Botelho foi ao trabalho decidido a não ter mais nenhum tipo de contato com o Ramon, exceto o estritamente necessário. Quando, no meio da manhã, o colega veio com seu gingado típico em sua direção, os dentes amarelos à mostra em um largo sorriso, Botelho amarrou a cara e esperou.
- Botelho, hoje vou ter um jantar na casa de um amigo, vamos ler algumas poesias, rir um pouco. Minha amiga – ele piscou o olho – tem uma prima do interior que está na casa dela, acho que você vai gostar de conhecê-la. Toco sua campainha às oito para irmos, ok?
Como ele fora aceitar esse convite? Há anos não lia nenhuma poesia, seu negócio eram os livros de contabilidade e administração. E sair com uma negra, pois se a amiga do Ramon era retinta, a prima só podia ser também. Mas afinal, já havia dito sim, ia ser seu primeiro encontro às escuras desde o tempo do colegial, isso é loucura, sua mãe diria.

Ás oito horas, a campainha do Botelho tocou, e lá estava Ramon com duas...loiras espetaculares! Aquilo era demais para ele, e no trajeto até a casa do amigo do Ramon, arranjou um jeito de perguntar a ele, sem que as loiras percebessem:
- Desculpe a intromissão, mas ontem estava regando o meu quintal, não pude deixar de eh, olhar por cima do muro e vi você com uma menina, que eh, não era essa sua amiga.
O embaraço dele foi cortado pela risada sonora e franca do Ramon. Não aquela era outra amiga, ele tinha mais de uma amiga, e daí?

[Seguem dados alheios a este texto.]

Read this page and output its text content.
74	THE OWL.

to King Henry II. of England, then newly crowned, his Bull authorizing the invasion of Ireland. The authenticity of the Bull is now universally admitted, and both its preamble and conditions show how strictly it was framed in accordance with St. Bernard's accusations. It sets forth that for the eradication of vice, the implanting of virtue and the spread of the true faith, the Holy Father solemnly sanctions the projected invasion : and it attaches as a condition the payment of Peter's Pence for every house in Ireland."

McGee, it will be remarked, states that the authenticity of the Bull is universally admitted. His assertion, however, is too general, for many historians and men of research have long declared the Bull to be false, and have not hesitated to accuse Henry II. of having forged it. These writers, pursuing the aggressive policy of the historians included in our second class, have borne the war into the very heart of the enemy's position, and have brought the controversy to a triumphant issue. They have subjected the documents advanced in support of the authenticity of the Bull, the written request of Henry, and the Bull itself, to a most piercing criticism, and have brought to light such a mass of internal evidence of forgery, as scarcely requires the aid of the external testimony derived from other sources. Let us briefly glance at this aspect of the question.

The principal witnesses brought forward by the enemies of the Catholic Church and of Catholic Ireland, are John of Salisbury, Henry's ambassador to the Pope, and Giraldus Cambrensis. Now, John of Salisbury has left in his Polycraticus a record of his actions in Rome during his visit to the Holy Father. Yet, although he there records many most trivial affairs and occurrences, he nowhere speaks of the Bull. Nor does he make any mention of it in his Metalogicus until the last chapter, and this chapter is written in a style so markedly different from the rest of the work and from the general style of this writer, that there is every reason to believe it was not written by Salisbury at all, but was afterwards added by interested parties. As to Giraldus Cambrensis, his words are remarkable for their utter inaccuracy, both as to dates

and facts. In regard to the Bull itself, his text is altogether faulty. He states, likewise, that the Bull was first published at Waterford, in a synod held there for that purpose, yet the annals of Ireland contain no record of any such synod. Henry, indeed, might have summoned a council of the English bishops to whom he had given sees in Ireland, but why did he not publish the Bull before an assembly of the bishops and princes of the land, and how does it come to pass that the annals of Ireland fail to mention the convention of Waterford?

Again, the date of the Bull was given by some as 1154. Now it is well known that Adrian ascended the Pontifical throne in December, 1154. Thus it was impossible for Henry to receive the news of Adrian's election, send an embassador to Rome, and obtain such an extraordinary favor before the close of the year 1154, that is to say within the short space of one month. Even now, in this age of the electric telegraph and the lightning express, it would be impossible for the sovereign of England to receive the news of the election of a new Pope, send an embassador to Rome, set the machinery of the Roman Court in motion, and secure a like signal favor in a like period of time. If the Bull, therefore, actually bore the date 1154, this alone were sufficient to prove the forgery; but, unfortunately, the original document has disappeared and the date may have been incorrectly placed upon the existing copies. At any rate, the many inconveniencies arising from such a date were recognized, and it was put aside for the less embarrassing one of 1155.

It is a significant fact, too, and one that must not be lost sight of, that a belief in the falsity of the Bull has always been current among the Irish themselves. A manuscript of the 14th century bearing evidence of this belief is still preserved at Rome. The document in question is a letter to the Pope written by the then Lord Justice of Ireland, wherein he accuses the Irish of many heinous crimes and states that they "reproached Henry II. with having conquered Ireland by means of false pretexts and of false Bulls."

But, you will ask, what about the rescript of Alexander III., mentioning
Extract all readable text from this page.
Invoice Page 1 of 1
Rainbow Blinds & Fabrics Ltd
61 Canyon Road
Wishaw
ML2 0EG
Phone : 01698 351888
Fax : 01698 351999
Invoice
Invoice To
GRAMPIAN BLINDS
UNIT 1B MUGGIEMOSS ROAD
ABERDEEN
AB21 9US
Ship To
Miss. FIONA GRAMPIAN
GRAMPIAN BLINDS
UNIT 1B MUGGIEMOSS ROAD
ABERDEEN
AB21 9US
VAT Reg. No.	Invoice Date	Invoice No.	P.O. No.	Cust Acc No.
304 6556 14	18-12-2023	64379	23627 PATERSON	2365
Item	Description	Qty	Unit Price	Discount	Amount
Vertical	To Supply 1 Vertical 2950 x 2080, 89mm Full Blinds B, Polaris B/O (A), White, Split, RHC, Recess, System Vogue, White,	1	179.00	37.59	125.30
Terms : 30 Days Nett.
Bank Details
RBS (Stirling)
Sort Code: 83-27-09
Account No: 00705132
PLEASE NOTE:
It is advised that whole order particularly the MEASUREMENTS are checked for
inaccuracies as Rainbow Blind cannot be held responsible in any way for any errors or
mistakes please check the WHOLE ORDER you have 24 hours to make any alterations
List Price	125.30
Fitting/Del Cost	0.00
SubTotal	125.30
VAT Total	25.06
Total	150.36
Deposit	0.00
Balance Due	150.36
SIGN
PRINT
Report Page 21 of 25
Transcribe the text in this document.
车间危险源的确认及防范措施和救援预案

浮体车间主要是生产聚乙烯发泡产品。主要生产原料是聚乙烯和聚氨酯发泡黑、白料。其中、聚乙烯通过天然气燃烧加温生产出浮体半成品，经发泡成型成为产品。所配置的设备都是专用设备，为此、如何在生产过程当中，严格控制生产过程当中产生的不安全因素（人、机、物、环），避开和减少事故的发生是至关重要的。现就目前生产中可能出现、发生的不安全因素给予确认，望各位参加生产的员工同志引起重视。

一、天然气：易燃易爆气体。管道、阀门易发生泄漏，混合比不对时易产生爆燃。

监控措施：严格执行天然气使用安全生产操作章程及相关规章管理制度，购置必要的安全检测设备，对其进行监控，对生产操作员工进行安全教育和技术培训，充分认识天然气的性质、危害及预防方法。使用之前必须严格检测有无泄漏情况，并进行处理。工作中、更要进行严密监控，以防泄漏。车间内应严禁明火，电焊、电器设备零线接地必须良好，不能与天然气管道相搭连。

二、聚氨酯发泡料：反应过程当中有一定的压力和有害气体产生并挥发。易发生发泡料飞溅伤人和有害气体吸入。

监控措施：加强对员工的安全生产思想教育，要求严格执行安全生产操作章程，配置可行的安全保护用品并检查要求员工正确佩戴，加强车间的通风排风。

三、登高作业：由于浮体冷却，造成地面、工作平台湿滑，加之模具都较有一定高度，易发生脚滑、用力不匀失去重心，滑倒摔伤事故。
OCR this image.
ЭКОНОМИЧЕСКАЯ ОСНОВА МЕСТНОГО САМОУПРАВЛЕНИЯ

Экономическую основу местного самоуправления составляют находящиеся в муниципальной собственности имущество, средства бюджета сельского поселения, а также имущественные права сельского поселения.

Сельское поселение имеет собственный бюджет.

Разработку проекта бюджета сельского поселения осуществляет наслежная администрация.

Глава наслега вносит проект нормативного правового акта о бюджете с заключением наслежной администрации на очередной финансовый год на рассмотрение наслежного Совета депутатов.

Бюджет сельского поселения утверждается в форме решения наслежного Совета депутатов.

Na casa do colega do Ramon, a leitura escolhida foi a obra do Mário Quintana, justa homenagem ao poeta recém-passado. As loiras, que além do rabo sensacional faziam pós-graduação em letras, liam os textos, Botelho não conseguia tirar os olhos de suas bocas sensuais, quão mais sensuais não seriam se estivessem chupando seu p.. afastou aquele pensamento com um abrupto movimento de cabeça, não estava certo pensar isso, ele mal conhecia as meninas!
Foram deixar as loiras em casa, não houve convite para entrar, mas o Ramon foi quem abriu a porta, tinha cópia da chave, puxou o Botelho, entraram e o primeiro logo se afastou com seu par, enroscados em beijos e chupadas, não se incomodando com a cara de constrangimento do Botelho, que olhava aquilo sem saber direito o que fazer.
Sua dúvida durou menos de um minuto e um segundo, a outra loira abraçou-o por trás, seus lábios mornos e molhados estimulando sua nuca, as mãos buscando seu peito, seu abdômen, seu membro...
Chegaram em casa às três da manhã, satisfeitos e felizes, os dentes amarelos do Ramon abertos em um largo sorriso se despediram do colega:
- Nada mau para uma quarta à noite em Botelho? Nos vemos amanhã no escritório.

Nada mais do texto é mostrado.